Wait right there! Here is a picture after I managed to get all the gunk off of them. Guess what? They are mahogany. They are in great condition. They have been painted a creamy white in their distant past. They have a bit of crackle in all the right places. They have worn spots in the right spaces.
THEY ARE ALREADY PROPERLY DISTRESSED!!!
This is what was underneath the grime - what a crime! These tables had probably been given a death sentence and stored in a shed or barn or under the house. (Wherever it was - there were spiders!!!)
At least someone thought to send them to the thrift shop instead of chopping them up. They had been given a second chance and I was not going to be the one to ruin it.

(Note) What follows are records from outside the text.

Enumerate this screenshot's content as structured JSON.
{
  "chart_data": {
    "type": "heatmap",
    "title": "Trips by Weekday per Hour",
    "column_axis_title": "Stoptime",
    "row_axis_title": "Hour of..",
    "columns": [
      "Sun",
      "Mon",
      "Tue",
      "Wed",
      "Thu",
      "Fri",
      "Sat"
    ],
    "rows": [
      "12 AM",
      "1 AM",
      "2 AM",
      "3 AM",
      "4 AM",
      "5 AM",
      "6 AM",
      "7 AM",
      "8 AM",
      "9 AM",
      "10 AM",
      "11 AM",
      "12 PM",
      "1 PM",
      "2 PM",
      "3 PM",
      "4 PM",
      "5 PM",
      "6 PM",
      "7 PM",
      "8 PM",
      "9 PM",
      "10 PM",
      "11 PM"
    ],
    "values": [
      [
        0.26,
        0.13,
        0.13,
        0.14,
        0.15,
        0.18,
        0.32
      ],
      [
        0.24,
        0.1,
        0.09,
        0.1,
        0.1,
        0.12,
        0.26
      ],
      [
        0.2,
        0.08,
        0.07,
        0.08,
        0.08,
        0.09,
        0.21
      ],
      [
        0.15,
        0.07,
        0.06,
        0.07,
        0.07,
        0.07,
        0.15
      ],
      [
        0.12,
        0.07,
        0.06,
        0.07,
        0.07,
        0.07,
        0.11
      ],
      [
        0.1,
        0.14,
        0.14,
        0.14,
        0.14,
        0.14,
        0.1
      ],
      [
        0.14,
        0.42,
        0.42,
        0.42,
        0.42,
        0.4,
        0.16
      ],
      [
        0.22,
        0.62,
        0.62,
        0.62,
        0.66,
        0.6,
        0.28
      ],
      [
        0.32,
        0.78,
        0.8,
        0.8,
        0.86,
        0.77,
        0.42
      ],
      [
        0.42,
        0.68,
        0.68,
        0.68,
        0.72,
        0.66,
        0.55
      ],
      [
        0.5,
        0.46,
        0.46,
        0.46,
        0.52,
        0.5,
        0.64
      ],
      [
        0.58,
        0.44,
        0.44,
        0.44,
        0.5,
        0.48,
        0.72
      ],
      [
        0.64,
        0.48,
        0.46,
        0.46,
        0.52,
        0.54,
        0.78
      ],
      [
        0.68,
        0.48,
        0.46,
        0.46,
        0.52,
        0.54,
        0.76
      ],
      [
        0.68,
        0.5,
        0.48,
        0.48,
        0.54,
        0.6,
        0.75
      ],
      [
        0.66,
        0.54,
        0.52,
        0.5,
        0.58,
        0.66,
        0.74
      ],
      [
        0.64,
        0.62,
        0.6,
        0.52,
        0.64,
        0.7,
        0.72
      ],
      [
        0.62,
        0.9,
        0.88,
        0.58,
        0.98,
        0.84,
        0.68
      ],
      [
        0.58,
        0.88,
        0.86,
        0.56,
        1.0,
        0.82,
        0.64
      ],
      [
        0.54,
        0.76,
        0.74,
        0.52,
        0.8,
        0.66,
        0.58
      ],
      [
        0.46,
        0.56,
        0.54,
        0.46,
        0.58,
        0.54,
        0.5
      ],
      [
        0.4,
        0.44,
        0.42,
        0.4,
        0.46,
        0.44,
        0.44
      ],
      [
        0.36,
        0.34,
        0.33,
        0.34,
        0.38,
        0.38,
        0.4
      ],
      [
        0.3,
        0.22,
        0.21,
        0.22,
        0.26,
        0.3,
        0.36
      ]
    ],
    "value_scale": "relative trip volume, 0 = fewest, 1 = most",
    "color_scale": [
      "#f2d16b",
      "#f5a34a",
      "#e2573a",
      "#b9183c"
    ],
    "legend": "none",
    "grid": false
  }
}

I was not going to be the one to paint them.
The first table after I used Restore It and waxed with Howard's Citrus Shield in golden oak.
Look at the beautiful creamy (really more mustardly than creamy) paint over the mahogany peeking out.
Which twin has the Tony (or Toni)?
(If you can answer that, you are older than dirt like me! I forgot how to spell it!)
I think she looks absolutely stunning in her waxy shine! Now let's get the other girl done so she will not have a bad body image.
Hey, the sun came out and now the colors really pop. This is the second table's top. I am sort of proud of this photo. You can actually see the old distressed painted surface and the mahogany.
Look at that grand leg. Look at that super shine. Look at how good she looks and I did not do any more than wash, oil, and wax. I don't think I would have gotten a result that was even half-way close to this finish!
Here is the completed second table gleaming in the sunlight. The other table is just out of the picture. I was thirsty so I ran in to cool off and to take a hydration break. Long story short, it started to rain and I had to quickly shove both of the girls back into the car so I did not get a family photo of the two lovely sisters. I took them over to the new booth to sit in a quiet corner to rest before the major moving day. (See The Antique Scramble here!) I plan to use them in a fall vignette. They will be perfect.
Sometimes you just don't mess with mahogany. Sometimes you distress with dignity and respect!